22. Je weet echt niets van je eigen prestaties af.
Van welk zelfbeeld is dit een voorbeeld?

A
. Echt diffuus zelfbeeld.
B
Verondersteld vermogen
C
. Reëel negatief zelfbeeld.
D
Verondersteld onvermogen.

Slide 23 - Quiz

23. Welke drie soorten groepsdoelen kun je onderscheiden?
A
Sfeerdoelen, taakdoelen, maatschappelijke doelen.
B
Taakdoelen, relatiedoelen, sfeerdoelen
C
Taakdoelen, procesdoelen, maatschappelijke doelen.
D
Procesdoelen, relatiedoelen, maatschappelijke doelen.

Slide 24 - Quiz

24. Is onderstaande stelling juist of onjuist?
Het gezin is een voorbeeld van een primaire groep.

A
Juist
B
Onjuist

Slide 25 - Quiz

25. Als we spreken over het aspect 'organisatie, dan gaat het over:
A
dat relaties als ware de basis voor de structuur vormen.
B
formele of informele structuur.
C
dat groepsleden verschillende rollen vervullen.
D
de grootte van de groep.

Slide 26 - Quiz

26. In het groepsproces is een aantal fasen te onderscheiden.

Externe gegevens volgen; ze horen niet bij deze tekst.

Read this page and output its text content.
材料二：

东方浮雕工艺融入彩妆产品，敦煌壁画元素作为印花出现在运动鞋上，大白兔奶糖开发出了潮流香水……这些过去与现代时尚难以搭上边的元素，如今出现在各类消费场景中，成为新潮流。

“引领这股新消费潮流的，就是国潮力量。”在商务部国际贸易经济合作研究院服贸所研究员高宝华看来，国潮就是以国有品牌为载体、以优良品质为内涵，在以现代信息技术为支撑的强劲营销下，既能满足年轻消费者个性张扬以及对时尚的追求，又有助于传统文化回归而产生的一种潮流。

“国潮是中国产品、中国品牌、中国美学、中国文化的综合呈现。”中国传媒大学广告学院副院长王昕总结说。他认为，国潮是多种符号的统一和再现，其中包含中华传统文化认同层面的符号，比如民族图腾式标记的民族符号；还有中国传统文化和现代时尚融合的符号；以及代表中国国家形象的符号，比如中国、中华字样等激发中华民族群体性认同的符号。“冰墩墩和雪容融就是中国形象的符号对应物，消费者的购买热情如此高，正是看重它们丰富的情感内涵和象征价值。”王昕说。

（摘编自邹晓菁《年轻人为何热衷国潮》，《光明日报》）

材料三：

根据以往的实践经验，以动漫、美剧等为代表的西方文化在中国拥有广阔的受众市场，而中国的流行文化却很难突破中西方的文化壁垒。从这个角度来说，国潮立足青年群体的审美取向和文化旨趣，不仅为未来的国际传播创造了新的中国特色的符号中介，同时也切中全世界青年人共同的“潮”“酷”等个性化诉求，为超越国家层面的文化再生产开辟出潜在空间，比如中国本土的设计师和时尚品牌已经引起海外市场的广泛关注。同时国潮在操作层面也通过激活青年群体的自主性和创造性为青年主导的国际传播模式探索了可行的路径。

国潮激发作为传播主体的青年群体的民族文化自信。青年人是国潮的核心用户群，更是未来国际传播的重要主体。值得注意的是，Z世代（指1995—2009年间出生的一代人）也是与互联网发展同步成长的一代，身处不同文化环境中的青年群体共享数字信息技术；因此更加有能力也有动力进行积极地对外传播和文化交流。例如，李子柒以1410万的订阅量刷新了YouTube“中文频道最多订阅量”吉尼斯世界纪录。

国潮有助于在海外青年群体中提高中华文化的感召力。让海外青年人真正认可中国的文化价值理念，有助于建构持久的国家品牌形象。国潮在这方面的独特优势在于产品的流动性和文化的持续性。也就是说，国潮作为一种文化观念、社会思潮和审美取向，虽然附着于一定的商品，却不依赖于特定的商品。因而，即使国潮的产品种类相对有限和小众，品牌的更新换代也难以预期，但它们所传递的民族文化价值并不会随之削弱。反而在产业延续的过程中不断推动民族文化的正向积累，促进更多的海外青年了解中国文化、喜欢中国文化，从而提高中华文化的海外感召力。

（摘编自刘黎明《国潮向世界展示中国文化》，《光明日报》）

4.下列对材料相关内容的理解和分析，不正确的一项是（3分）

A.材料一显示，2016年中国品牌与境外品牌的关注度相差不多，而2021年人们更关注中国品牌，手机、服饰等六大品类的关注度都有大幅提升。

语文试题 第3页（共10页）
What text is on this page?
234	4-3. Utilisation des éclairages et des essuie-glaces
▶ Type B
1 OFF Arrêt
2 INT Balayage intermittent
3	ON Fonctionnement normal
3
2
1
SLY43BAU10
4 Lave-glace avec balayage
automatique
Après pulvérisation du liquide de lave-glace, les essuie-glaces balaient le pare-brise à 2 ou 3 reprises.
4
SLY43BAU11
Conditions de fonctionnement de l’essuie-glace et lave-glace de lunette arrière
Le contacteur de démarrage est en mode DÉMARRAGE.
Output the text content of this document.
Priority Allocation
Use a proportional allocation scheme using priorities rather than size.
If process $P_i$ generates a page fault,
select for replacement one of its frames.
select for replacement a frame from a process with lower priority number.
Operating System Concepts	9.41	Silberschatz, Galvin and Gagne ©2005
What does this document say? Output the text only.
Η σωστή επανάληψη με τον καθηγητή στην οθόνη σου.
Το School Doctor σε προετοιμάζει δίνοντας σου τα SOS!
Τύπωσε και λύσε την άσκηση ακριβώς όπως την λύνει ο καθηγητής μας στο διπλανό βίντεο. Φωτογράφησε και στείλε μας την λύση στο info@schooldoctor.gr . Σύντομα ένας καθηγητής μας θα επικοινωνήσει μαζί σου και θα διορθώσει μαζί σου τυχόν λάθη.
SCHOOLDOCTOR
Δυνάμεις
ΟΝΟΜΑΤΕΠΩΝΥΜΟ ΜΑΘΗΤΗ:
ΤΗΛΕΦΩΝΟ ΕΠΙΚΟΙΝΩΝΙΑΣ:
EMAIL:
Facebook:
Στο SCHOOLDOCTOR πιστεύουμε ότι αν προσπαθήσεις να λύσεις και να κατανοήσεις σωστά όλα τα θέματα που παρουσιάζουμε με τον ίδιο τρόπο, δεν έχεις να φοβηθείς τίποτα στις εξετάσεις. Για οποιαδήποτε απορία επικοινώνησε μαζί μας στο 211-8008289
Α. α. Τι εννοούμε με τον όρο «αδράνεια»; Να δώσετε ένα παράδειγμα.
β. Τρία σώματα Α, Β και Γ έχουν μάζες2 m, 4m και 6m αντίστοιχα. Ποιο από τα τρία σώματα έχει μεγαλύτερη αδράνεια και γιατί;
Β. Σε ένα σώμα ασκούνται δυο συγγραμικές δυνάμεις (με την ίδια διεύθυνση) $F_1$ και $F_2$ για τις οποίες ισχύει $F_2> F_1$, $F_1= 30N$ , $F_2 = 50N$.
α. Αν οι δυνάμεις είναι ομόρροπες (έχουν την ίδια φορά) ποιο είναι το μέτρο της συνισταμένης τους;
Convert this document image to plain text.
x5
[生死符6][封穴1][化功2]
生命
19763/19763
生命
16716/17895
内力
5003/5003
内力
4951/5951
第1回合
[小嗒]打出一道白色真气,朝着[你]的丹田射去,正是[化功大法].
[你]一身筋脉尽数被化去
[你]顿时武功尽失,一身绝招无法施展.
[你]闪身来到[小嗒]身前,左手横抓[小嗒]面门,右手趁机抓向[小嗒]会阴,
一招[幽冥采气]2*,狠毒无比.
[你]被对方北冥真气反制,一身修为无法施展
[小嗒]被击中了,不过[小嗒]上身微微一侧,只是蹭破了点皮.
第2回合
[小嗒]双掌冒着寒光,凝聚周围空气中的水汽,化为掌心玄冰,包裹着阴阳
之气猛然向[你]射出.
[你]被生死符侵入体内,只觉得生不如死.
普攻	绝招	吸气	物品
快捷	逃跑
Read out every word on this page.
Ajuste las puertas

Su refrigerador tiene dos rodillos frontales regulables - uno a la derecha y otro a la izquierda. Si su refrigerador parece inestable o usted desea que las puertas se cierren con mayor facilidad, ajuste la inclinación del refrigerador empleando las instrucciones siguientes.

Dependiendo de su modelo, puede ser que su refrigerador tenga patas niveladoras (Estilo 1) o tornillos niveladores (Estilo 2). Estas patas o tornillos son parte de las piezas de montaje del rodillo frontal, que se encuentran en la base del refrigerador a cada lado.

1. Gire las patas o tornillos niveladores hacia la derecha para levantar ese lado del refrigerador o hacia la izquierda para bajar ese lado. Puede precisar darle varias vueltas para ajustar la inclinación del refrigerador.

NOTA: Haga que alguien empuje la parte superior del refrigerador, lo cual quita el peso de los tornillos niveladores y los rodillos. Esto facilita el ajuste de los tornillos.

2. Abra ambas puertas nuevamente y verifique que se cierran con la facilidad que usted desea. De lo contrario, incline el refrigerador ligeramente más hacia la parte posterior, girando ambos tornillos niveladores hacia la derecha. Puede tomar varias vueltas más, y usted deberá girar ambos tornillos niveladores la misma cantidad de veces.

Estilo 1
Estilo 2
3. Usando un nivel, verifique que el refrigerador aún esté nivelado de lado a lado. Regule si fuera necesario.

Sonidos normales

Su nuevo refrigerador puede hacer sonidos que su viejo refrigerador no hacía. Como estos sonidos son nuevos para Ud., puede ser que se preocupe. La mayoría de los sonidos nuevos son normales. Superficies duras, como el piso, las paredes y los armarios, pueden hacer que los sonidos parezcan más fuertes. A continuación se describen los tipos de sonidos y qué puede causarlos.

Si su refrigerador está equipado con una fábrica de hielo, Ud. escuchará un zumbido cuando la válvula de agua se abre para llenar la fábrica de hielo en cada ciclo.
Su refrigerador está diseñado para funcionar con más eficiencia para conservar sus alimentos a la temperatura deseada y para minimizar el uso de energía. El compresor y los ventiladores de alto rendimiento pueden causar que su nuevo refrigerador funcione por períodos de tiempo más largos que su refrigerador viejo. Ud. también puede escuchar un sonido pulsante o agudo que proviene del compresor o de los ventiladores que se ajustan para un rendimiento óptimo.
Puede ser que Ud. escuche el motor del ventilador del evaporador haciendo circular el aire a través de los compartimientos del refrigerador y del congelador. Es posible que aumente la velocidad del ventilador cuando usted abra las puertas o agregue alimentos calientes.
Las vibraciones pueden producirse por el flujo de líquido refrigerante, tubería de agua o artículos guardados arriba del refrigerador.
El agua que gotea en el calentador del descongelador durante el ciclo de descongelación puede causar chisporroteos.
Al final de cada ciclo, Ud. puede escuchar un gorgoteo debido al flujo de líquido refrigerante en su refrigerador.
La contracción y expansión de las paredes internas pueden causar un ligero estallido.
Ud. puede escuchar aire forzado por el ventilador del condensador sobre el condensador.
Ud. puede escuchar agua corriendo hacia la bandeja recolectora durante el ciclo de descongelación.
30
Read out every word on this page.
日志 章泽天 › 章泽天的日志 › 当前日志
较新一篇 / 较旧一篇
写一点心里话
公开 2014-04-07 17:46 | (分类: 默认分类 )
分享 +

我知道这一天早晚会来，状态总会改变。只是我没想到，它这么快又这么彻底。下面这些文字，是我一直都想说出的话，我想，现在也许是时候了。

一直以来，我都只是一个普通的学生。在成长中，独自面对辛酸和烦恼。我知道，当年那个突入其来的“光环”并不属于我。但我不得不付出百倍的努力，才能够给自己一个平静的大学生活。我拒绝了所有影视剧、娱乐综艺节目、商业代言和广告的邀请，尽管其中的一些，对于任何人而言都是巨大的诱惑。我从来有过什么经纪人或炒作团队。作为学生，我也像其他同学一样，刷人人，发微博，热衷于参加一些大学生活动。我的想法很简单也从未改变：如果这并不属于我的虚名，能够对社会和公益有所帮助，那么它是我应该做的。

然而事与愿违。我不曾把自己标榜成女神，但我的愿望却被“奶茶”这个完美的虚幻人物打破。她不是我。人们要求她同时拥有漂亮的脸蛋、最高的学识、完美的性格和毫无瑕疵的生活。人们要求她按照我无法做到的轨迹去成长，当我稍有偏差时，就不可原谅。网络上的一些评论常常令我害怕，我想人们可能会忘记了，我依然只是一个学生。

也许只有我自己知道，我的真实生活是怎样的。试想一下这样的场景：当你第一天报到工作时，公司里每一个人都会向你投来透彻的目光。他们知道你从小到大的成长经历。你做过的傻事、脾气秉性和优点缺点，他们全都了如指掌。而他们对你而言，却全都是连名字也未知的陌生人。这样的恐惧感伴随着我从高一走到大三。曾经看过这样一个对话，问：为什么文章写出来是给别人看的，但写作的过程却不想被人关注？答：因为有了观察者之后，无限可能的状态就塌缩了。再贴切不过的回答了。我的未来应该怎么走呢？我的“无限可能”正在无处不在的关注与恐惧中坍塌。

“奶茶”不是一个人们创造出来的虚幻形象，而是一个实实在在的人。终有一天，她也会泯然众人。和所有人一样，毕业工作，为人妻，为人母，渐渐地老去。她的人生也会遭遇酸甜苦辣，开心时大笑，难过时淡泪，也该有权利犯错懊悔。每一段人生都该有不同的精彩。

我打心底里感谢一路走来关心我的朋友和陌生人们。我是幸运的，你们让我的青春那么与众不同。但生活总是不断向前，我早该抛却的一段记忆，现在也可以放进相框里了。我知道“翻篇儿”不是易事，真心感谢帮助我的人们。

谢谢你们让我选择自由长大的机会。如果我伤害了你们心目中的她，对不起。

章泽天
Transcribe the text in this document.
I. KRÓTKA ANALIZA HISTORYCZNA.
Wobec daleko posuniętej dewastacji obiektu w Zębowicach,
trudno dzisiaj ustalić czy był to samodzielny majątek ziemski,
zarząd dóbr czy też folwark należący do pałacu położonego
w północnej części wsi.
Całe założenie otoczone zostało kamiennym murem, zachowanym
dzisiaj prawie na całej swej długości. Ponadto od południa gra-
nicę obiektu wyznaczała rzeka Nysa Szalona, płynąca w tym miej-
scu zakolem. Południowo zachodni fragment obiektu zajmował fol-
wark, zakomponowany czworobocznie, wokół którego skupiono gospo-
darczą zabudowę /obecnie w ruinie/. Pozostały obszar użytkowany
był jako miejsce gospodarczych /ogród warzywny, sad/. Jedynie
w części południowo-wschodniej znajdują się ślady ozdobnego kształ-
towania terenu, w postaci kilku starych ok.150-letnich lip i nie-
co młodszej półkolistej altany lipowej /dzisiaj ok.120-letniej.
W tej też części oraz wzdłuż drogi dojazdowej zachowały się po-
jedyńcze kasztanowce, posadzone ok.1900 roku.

In welke fase is er meestal sprake van onzekerheid?
A
In de fase van eenheid en samenwerking
B
In de fase van beëindiging.
C
In de fase van opstand.
D
In de oriëntatiefase.

Slide 27 - Quiz

27. Elsje ziet dat de aanvoerster van haar volleybalteam na het douchen keurig de douche met een trekker droogmaakt. Na verloop van tijd is Elsje dit ook gaan doen. Van welke reden van aanpassing aan groepsnormen is in dit voorbeeld sprake?
A
Het gevolg van socialisatie.
B
Het gevolg van identificatie.
C
Het groepsdoel willen bereiken.
D
De angst voor sancties.

Slide 28 - Quiz

28. Welke uitspraak is juist? We noemen een norm een groepsnorm:
A
als het een waarde is die niet vanzelfsprekend is buiten de groep.:
B
als het een gedragsnorm is die niet vanzelfsprekend is buiten de groep.
C
als het een gedragsnorm is die vanzelfsprekend is buiten de groep.
D
als het een waarde is die vanzelfsprekend is buiten de groep.

Slide 29 - Quiz

29. Welke uitspraak is juist?
A
Bij een inter-rolconflict is het conflict in de rol ingebouwd.
B
Als je gedrag laat zien dat past bij je rol in de groep, vertoon je "rolgedrag".
C
Waarden komen voort uit normen.
D
Normen zijn altijd uitgesproken gedragregels.